No Sul de Portugal, o Rhododendron Ponticum foi, no entanto, "baptizado" pelo povo com outro nome: em vez de loendro ou loendreira, é conhecido por adelfa ou adelfeira.
"Também existem na zona do Mar Negro, Cáucaso e Ásia Menor, mas esses são um pouco diferentes, são da subespécie Ponticum, enquanto estes aqui são da subespécie Baeticum", explicou Carlos Carvalho a um grupo de curiosos estudantes da Escola Secundária de Vouzela que visitava a reserva no âmbito da disciplina de Ciências da Natureza.
"Porque não levam os loendros para outros países?", apressa-se a perguntar uma aluna, surpreendida por uma planta tão rara conseguir viver precisamente na sua terra.
O técnico explicou que se trata de uma espécie espontânea, que encontrou na Serra do Caramulo e nos afluentes do Rio Alfusqueiro características climáticas e um solo propícios ao seu desenvolvimento.
"Já tentámos fazer transplante para experiência, mas acabou por morrer. É uma espécie muito melindrosa", frisou.
Em jardins públicos e privados é frequente ver loendros, das mais variadas cores, desde o branco ao vermelho.
Esses são, no entanto, "primos muito afastados desta subespécie, fruto de vários cruzamentos", esclarece Carlos Carvalho.
O espectáculo dado pela sua cor arroxeada atrai anualmente milhares de visitantes.

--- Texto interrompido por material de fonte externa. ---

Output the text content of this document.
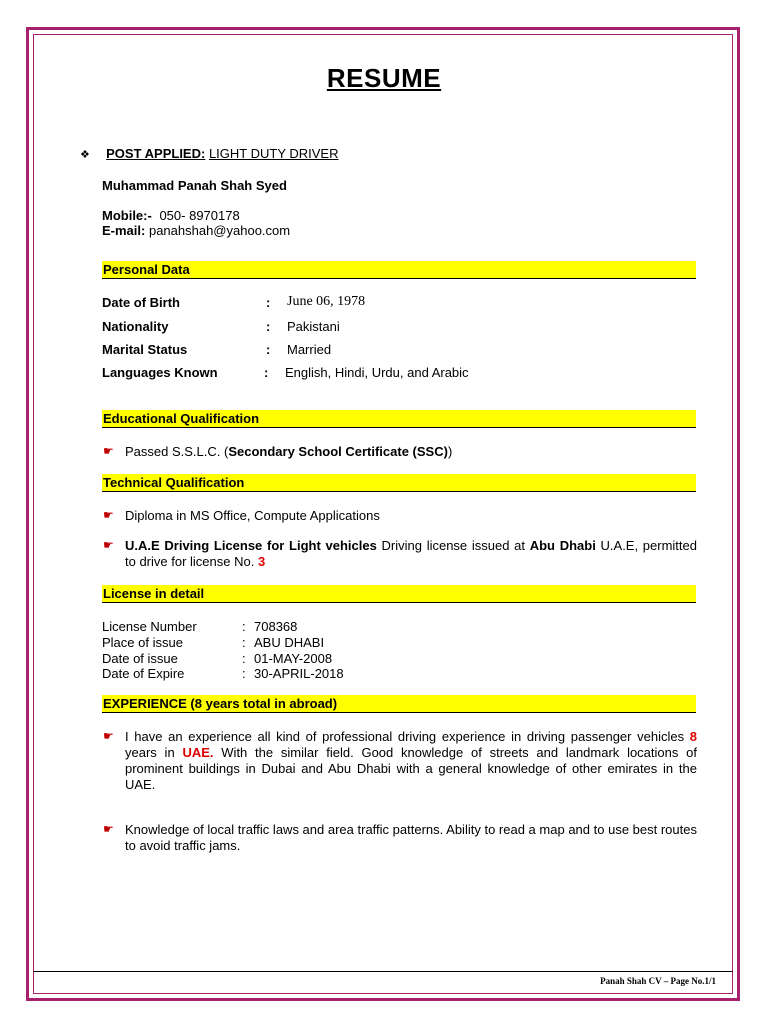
RESUME
❖ POST APPLIED: LIGHT DUTY DRIVER
Muhammad Panah Shah Syed
Mobile:- 050- 8970178
E-mail: panahshah@yahoo.com
Personal Data
Date of Birth	: June 06, 1978
Nationality	: Pakistani
Marital Status	: Married
Languages Known	: English, Hindi, Urdu, and Arabic
Educational Qualification
☛ Passed S.S.L.C. (Secondary School Certificate (SSC))
Technical Qualification
☛ Diploma in MS Office, Compute Applications
☛ U.A.E Driving License for Light vehicles Driving license issued at Abu Dhabi U.A.E, permitted to drive for license No. 3
License in detail
License Number	: 708368
Place of issue	: ABU DHABI
Date of issue	: 01-MAY-2008
Date of Expire	: 30-APRIL-2018
EXPERIENCE (8 years total in abroad)
☛ I have an experience all kind of professional driving experience in driving passenger vehicles 8 years in UAE. With the similar field. Good knowledge of streets and landmark locations of prominent buildings in Dubai and Abu Dhabi with a general knowledge of other emirates in the UAE.
☛ Knowledge of local traffic laws and area traffic patterns. Ability to read a map and to use best routes to avoid traffic jams.
Panah Shah CV – Page No.1/1
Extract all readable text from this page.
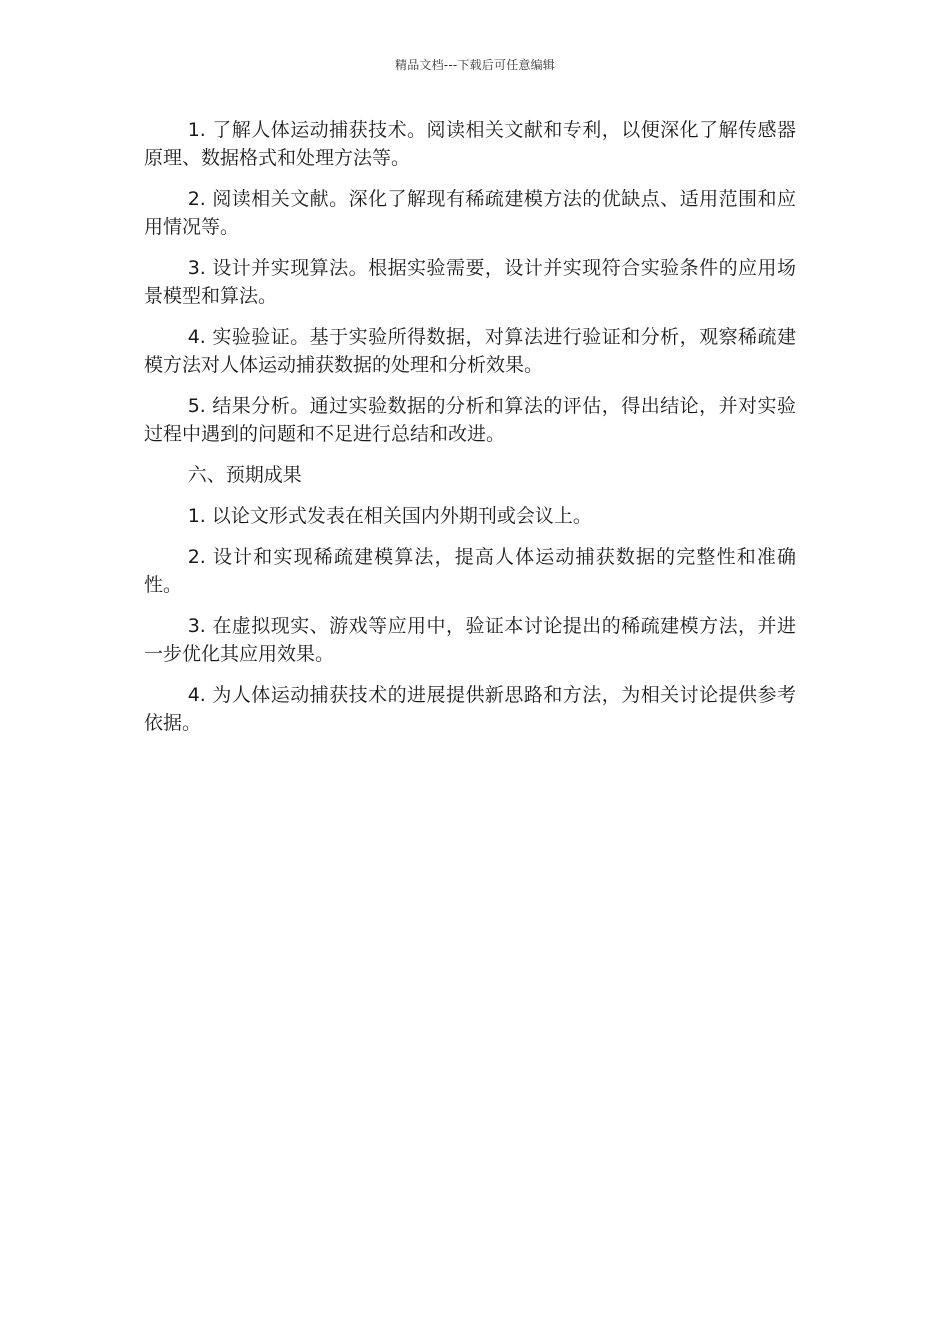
精品文档---下载后可任意编辑

1. 了解人体运动捕获技术。阅读相关文献和专利，以便深化了解传感器原理、数据格式和处理方法等。

2. 阅读相关文献。深化了解现有稀疏建模方法的优缺点、适用范围和应用情况等。

3. 设计并实现算法。根据实验需要，设计并实现符合实验条件的应用场景模型和算法。

4. 实验验证。基于实验所得数据，对算法进行验证和分析，观察稀疏建模方法对人体运动捕获数据的处理和分析效果。

5. 结果分析。通过实验数据的分析和算法的评估，得出结论，并对实验过程中遇到的问题和不足进行总结和改进。

六、预期成果

1. 以论文形式发表在相关国内外期刊或会议上。

2. 设计和实现稀疏建模算法，提高人体运动捕获数据的完整性和准确性。

3. 在虚拟现实、游戏等应用中，验证本讨论提出的稀疏建模方法，并进一步优化其应用效果。

4. 为人体运动捕获技术的进展提供新思路和方法，为相关讨论提供参考依据。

No ano passado cerca de dois mil pediram visitas guiadas, mas os muitos mais que passearam livremente pela Reserva Botânica fogem às contas do ICN.
Também a população local está, na opinião de Carlos Carvalho, sensibilizada para a importância do núcleo de loendros, ainda que noutros tempos estes fossem uma planta mal vista, por ser venenosa.
"As pessoas passavam com os seus animais junto aos loendros, estes ingeriam as suas folhas e muitos deles acabavam por morrer", contou à Lusa.
Ainda que a tarefa de mudar mentalidades seja demorada, o técnico do ICN considera que os moradores de Cambarinho estão dispostos a defender aquilo que mais visibilidade dá à sua terra, chegando mesmo a avisar os visitantes de que não podem cortar os loendros.
Ciente da importância da Reserva Botânica de Cambarinho para o concelho, a autarquia apresentou há um ano o projecto de um centro de interpretação que, além do estudo do loendro e das outras espécies da fauna e da flora suas companheiras, seria construído de forma ecológica.
"A autarquia fez a sua parte, que era o projecto. Cabe agora ao ICN aprová-lo e apresentá-lo para financiamento aos fundos comunitários", disse à Lusa o presidente da Câmara, Telmo Antunes.
Segundo Telmo Antunes, "a reserva tem um período de procura muito baixo, é visitada sobretudo durante a floração dos loendros", sendo que o centro de interpretação "poderia ser um factor de atracção" para o resto do ano.
Fonte do ICN avançou à Lusa que o projecto do centro de interpretação está por agora adiado, uma vez que "já não é possível enquadrá-lo no actual Quadro Comunitário de Apoio".
Certo é que, sem burocracias ou prazos estabelecidos, no próximo ano a natureza se encarregará de, mais uma vez, chamar os visitantes.